WASHINGTON — Dozens of current or former Russian diplomats and their spouses based in New York have been charged on suspicion of stealing $1.5 million from a government health care program aimed at helping the poor, U.S. federal prosecutors said.
The 49 defendants are accused of involvement in the "systematic" fraudulent submission of falsified applications for benefits under the U.S. health care program Medicaid.
During the period of the purported fraud scheme from 2004 to August 2013, the defendants falsely underreported their income or fraudulently claimed that their children were U.S. citizens to obtain Medicaid benefits associated with costs for pregnancy, birth and young children, U.S. prosecutors said Thursday.
During the same period the defendants spent "tens of thousands of dollars" on luxury vacations and expensive watches, clothes, shoes and jewelry at luxury retailers like Swarovski, Prada and Tiffany & Co., the U.S. Attorney's Office for the Southern District of New York said in a statement.
"Diplomacy should be about extending hands, not picking pockets in the host country," U.S. attorney for the Southern District of New York Preet Bharara said in the statement.
Each of the defendants named in the complaint is a current or former diplomat — or the spouse of a diplomat — who allegedly committed the offenses while working in New York City at the Russian Mission to the United Nations, the Russian consulate, or the Russian Trade Representation, Bharara's office said.
The Russian defendants face allegations of obtaining nearly $500,000 in fraudulent Medicaid claims, part of a total of $1.5 million in fraudulent claims supposedly made by the defendants and dozens of other accused conspirators not named in the complaint, prosecutors said.
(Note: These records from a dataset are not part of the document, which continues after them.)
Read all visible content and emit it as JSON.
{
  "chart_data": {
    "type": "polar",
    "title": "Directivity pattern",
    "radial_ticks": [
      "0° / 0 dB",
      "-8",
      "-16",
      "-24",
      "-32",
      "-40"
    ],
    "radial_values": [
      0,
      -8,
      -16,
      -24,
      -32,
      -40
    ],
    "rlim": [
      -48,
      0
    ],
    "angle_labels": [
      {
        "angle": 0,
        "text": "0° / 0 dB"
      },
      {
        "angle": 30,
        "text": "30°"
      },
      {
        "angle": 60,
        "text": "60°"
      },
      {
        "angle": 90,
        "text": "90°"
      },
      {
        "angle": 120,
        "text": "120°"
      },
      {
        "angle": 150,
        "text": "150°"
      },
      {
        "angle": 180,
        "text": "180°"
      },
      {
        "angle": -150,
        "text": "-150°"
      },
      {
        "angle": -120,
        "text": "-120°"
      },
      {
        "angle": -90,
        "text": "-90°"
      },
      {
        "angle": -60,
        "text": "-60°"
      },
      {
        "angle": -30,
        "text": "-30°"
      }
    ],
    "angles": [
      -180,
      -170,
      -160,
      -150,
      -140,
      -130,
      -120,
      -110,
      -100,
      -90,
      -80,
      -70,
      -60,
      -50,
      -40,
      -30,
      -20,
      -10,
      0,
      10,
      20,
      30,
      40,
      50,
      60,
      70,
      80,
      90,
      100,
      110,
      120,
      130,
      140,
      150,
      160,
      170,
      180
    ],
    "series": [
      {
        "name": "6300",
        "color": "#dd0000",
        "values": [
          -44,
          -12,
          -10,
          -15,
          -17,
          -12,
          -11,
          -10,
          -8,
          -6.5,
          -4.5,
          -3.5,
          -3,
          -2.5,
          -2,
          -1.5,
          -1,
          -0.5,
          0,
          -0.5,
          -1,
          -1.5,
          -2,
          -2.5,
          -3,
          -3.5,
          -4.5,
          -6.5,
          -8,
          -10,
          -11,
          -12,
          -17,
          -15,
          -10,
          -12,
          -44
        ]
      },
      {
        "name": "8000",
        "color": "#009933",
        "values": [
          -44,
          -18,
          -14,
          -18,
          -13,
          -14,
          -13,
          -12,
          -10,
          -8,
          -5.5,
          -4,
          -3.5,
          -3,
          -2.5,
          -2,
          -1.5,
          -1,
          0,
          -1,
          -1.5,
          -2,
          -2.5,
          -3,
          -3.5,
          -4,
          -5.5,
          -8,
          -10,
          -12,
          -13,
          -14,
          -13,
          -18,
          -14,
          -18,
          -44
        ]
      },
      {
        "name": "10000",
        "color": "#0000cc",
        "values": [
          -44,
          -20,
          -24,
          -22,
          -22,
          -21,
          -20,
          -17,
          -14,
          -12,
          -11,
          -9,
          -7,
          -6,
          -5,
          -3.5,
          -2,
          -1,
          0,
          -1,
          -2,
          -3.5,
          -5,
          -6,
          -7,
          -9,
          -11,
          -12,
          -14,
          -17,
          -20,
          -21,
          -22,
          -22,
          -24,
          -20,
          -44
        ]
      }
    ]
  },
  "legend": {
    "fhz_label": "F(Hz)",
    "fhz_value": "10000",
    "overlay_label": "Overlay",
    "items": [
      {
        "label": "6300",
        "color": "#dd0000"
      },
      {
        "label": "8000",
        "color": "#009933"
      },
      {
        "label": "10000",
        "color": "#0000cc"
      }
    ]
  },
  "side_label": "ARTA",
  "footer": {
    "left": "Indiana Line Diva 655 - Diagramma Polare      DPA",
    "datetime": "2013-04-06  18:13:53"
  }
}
The Russian Embassy in Washington said Thursday that it doubts the accusations are justified.
"We have been informed about these reports. There are serious doubts that they are well-founded. All these reports need to be examined," an embassy spokesman said.
Eleven of the 49 defendants are currently in the United States, five of whom are working at the Russian Mission to the United Nations and five of whom are spouses of the diplomats, Bharara's office said in a statement.
The other defendant currently residing in the U.S. is employed at the Russian Embassy in Washington but was working for the Russian Consulate in New York at the time of the alleged offenses, according to the statement.
The remaining 38 defendants are no longer residing in the United States, prosecutors said Thursday.
Each of the defendants has been charged with one count of conspiracy to commit health care fraud and one count of conspiracy to steal government funds and make false statements relating to health care matters, charges that carry maximum sentences of 10 years and five years in prison, respectively, Bharara's office said.
All of the defendants named in the unsealed complaint have diplomatic immunity, and none have been arrested, Bharara's office said.
Bharara has run afoul of the Russian government in recent years in connection with his role in overseeing the extradition and trials of Konstantin Yaroshenko and Viktor Bout, Russian nationals who committed no crimes in the U.S. but were arrested in third countries and subsequently transferred into U.S. custody.
In April, Bharara was one of 18 U.S. citizens that Moscow barred from entering Russia in response to a U.S. blacklist of the same number of Russian citizens targeted under the Magnitsky Act sanctions enacted by Washington to punish alleged Russian rights abusers.